In late 2013, a coalition of Egyptian NGOs documented the living situation of several hundred Syrian refugees arrested and arbitrarily detained in Alexandria. They were held in crowded detention facilities that lacked minimum health standards. According to EIPR, some facilities had insect infestations that led to skin diseases and respiratory and gastrointestinal illnesses among detainees. According to my experience in this field and accounts by ex-detainees, anywhere between 45-60 people stypically hare cells in Egyptian prisons or police stations. The cells are between 16 to 30 square meters and provide access to a single toilet and washing/drinking facility. Detainees receive one meal a day by UNHCR. A blanket is provided to every prisoner — their only bedding — and each detainee sleeps on the floor. Treatment of detainees varies greatly depending on the particular prison or police station. In police stations, detainees are generally not allowed to leave their cells and are locked up 24 hours a day with no access to food and health care. Cells in police stations can be as small as 3 or 4 square meters and are meant to hold a few people at a time for short periods. The effects of inhumane treatment are not lost on detainees. According to the Refugees Solidarity Movement (RSM), on Monday, February 9, 2015, more than 50 Syrian and Palestinian detained refugees at the Karmouz police station in Alexandria decided to enter a hunger strike protesting against the treatment by the authorities and the sheer neglect and lack of support by humanitarian organisations, like UNHCR.
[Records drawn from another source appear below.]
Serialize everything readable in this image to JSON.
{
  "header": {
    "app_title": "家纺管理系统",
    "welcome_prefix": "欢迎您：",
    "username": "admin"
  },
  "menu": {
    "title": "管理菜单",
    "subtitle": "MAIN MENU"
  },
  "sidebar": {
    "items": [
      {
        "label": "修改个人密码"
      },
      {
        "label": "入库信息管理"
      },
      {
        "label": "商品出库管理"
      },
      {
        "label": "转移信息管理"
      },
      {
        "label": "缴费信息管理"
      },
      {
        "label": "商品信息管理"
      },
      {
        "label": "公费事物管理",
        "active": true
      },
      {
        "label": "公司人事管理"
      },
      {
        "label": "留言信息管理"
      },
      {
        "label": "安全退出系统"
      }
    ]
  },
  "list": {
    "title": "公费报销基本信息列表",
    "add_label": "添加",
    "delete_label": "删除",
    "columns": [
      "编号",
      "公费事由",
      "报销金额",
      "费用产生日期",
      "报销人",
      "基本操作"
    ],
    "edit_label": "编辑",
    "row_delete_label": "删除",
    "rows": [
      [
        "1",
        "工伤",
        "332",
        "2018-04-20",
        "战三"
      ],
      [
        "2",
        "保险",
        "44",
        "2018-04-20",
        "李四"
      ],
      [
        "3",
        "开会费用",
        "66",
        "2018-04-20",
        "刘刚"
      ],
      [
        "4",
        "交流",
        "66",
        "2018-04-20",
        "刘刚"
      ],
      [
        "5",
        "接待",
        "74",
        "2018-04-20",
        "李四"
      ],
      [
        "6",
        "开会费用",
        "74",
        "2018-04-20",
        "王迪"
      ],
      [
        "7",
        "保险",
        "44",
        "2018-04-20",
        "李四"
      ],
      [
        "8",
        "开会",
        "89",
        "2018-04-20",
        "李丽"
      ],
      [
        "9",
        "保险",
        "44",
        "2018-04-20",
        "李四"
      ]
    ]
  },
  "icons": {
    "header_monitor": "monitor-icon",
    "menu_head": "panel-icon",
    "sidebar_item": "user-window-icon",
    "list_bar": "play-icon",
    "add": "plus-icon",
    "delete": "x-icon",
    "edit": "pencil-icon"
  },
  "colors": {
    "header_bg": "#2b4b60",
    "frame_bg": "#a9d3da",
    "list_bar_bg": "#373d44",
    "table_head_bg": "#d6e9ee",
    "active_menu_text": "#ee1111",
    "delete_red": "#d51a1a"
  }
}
Against this context, it comes as no surprise that most asylum seekers decide to leave Egypt to reach the shores of Europe. Most would rather make the perilous journey by sea or land, rather than spend indefinite periods of time in crowded detention facilities that lack minimum health standards. In the years, Egypt has also become an important country for emigration. In 2016 children originating from Egypt became one of the largest group of unaccompanied minors arriving in Europe. The complex political situation and the economic crisis compounded by limited access to human rights groups, does not give much hope for Egypt’s migrants and asylum seekers.